Agora era arranjar alguma coisa para comer e matar a sede. Andou ligeiro até as tumbas (que pareciam agora túmulos comuns, incapazes de assustar alguém), indo até uma terra cultivada perto do rio. Algumas pessoas andavam por ali, mas não muitas, pois as multidões já haviam passado. Não foi muito difícil fazer o que Bri chamava de “incursão”. Pulou um muro de pomar, e o resultado foram três laranjas, um melão, dois figos e uma romã. No rio, mas não muito perto da ponte, matou a sede. A água estava tão gostosa que ele tirou a roupa e deu um mergulho: aprendera a nadar logo depois de aprender a andar. Estendeu-se na relva, olhando para o esplendor e a glória de Tashbaan.

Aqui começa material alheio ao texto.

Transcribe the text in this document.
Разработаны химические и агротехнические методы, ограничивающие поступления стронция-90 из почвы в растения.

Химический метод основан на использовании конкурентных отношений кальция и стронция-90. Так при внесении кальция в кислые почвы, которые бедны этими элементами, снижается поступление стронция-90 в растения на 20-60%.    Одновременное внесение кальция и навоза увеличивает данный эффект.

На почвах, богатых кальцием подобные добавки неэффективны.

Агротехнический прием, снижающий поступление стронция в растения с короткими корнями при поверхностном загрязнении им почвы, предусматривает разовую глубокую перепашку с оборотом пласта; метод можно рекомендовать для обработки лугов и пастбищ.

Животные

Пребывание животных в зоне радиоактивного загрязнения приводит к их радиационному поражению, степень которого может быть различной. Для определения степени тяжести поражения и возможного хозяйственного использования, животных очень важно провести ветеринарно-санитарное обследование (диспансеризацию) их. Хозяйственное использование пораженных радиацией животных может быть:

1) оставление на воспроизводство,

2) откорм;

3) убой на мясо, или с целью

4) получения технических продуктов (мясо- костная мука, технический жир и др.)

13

Achando que os outros poderiam ter chegado aos túmulos enquanto nadava, vestiu-se às carreiras e tão depressa percorreu a distância, que o bem-estar do banho passou e sentiu sede novamente.

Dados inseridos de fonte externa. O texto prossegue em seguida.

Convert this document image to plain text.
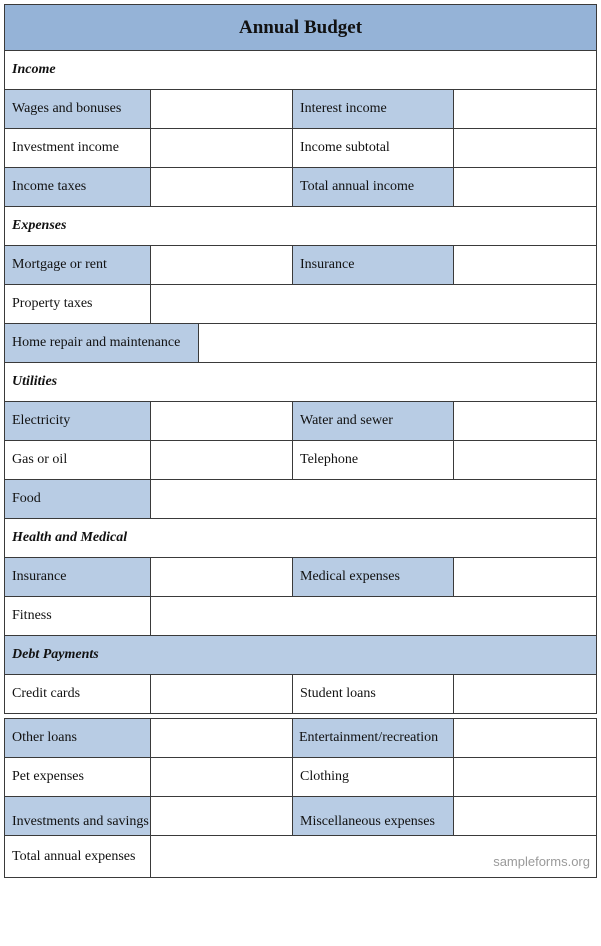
Annual Budget			
Income			
Wages and bonuses		Interest income	
Investment income		Income subtotal	
Income taxes		Total annual income	
Expenses			
Mortgage or rent		Insurance	
Property taxes	

Home repair and maintenance			

Utilities			
Electricity		Water and sewer	
Gas or oil		Telephone	
Food	
Health and Medical			
Insurance		Medical expenses	
Fitness	
Debt Payments			
Credit cards		Student loans	
Other loans		Entertainment/recreation	
Pet expenses		Clothing	
Investments and savings		Miscellaneous expenses	
Total annual expenses	sampleforms.org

Quando se espera sozinho, o dia parece ter cem horas. Tinha muito em que pensar, é claro, mas pensar sozinho não faz o tempo andar mais depressa. Pensou principalmente nos narnianos e em Corin. Que teria acontecido ao descobrirem que o menino deitado no divã, ouvindo todos os planos, não era Corin coisa nenhuma? E não gostava da ideia de que aquela boa gente pensasse que ele fosse um traidor.
Mas, à medida que o sol foi subindo, subindo, e depois descendo, descendo para o poente, sem que ninguém chegasse ou algo acontecesse, começou a ficar mais aflito. Só então lembrou que ninguém disse por quanto tempo esperar quando combinaram o encontro nos velhos túmulos. Podia ficar esperando para o resto da vida! Em breve seria noite de novo, uma noite parecida com a anterior. Mais de dez planos passaram por sua cabeça, todos eles desconjuntados. Acabou finalmente escolhendo o pior. Resolveu esperar até escurecer, depois retornar ao rio para roubar todos os melões que conseguisse carregar e pôr-se em marcha para o Monte Piro, sozinho, confiando na linha que traçara na areia. Uma ideia maluca. Mas nunca lera um livro a respeito de viagens no deserto.
Nem qualquer outro livro.
Mas algo aconteceu antes que o sol sumisse. Estava sentado à sombra de um túmulo quando viu dois cavalos vindo em sua direção. Seu coração deu um pulo: eram Bri e Huin. Mas logo em seguida o coração foi parar-lhe nos joelhos. Não havia sinal de Aravis. Os cavalos estavam sendo conduzidos por um estranho, um homem armado, vestido com a elegância de um escravo de estimação de família importante. Bri e Huin não vinham mais como animais de carga, mas traziam rédeas e selas. “Uma armadilha! Alguém torturou Aravis e ela contou tudo. Estão esperando que eu vá correndo falar com Bri para me pegarem. Mas se não for perco a última chance de encontrar os outros. Ah, se pudesse saber o que aconteceu!”
Escondeu-se atrás do túmulo, espreitando e tentando imaginar se haveria algo menos perigoso a fazer.